Chez nous, la température est d’une vingtaine de degrés en moyenne. Donc on se demande ce qui fait qu'une planète peut être plus chaude que Mercure, la première planète du système solaire. De quoi est-elle constituée ? Est-ce qu'elle a une atmosphère ? Ça ouvre tout un tas de questions sur les planètes comme la nôtre.

Comme il s’agit de la première planète, c'est la plus facile à étudier. Les autres sont tellement loin derrière que c'est très complexe. Si on sait que la première est à telle température, on se dit que celles qui suivent sont forcément plus froides, etc. Donc c'est une porte d'entrée. C'est la meilleure image qu'on a de ce qu'on fait.

Quelle a été votre réaction en apprenant la nouvelle ? Avez-vous rencontré des difficultés dans votre parcours scientifique en tant que femme ?

C'est un honneur d'avoir reçu ce prix. Pour être honnête, c'est une très grande reconnaissance de nos travaux. En plus, c'est accompagné d'une dotation, ce qui permet de financer des projets concrets par la suite. Pour moi, l'aspect très technique et très concret est vraiment primordial.

Ensuite, ce prix représente beaucoup de choses, et notamment la place des femmes en science. C'est une réalité terrain. Nous sommes trois filles dans notre labo, donc très peu nombreuses par rapport aux hommes. Au quotidien, cela se passe très bien, mais quand on est jeune et qu'on cherche sa voie, on ne pense pas forcément à ces métiers-là parce qu'on ne voit pas de femmes.

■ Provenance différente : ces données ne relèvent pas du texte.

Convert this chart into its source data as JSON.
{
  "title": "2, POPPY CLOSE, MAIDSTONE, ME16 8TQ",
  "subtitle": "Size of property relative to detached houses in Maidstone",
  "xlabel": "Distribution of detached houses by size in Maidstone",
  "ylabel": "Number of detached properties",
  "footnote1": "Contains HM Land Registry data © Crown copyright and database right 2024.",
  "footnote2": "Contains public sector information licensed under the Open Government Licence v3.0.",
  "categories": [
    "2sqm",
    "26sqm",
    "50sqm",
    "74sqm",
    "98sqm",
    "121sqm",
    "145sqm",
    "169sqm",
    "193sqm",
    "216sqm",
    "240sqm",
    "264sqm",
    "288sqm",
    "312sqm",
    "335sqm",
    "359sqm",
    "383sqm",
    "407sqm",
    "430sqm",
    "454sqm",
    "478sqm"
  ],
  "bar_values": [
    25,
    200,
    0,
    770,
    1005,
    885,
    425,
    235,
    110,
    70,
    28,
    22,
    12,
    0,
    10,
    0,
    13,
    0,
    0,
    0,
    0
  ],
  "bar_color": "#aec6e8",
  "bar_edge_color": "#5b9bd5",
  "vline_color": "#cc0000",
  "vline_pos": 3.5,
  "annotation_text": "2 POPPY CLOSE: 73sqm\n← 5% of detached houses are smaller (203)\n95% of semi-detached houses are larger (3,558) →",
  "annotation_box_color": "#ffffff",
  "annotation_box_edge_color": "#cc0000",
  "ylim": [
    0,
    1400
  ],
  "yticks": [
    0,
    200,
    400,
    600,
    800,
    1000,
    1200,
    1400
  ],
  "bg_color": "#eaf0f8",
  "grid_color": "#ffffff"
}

Le point positif dans le fait d’avoir obtenu ce prix c’est aussi de pouvoir aller dans les écoles, les collèges, les lycées pour discuter, présenter et montrer que c’est accessible. L’astrophysique est une matière qui fait un peu peur. On me dit souvent que l’on doit être très intelligent pour s’y consacrer. Je pense que ce n’est pas vrai. Ce qui compte, c'est de travailler, comme dans tous les métiers. On peut vouloir faire des études, mais certaines personnes ne le souhaitent pas forcément. Donc mon objectif, c'est aussi de montrer que c'est accessible parce qu'il y a une large palette de métiers possibles si on aime le spatial, l'astronomie.


Le programme “L’Oréal-Unesco pour les femmes et la science”

Les organisateurs du programme considèrent que les femmes sont encore trop peu présentes dans la recherche scientifique : elles ne représentent que 29 % des chercheurs, contre 33,3% au niveau mondial. Aussi, depuis 1998, le programme “L’Oréal-Unesco pour les femmes et la science” a pour vocation d’accélérer les carrières des femmes scientifiques et de lutter contre les obstacles qu’elles rencontrent, “pour qu’elles puissent contribuer à la résolution des grands défis de notre temps”.

En 25 ans, le programme a soutenu plus de 4100 chercheuses originaires de plus de 110 pays. Les lauréates bénéficient d’une dotation de 15 000 euros pour les doctorantes et de 20 000 euros pour les post-doctorantes, pour les aider à poursuivre leurs travaux de recherche. Elles profitent aussi de formations au leadership pour les aider à affronter le plafond de verre et à mieux valoriser leurs recherches.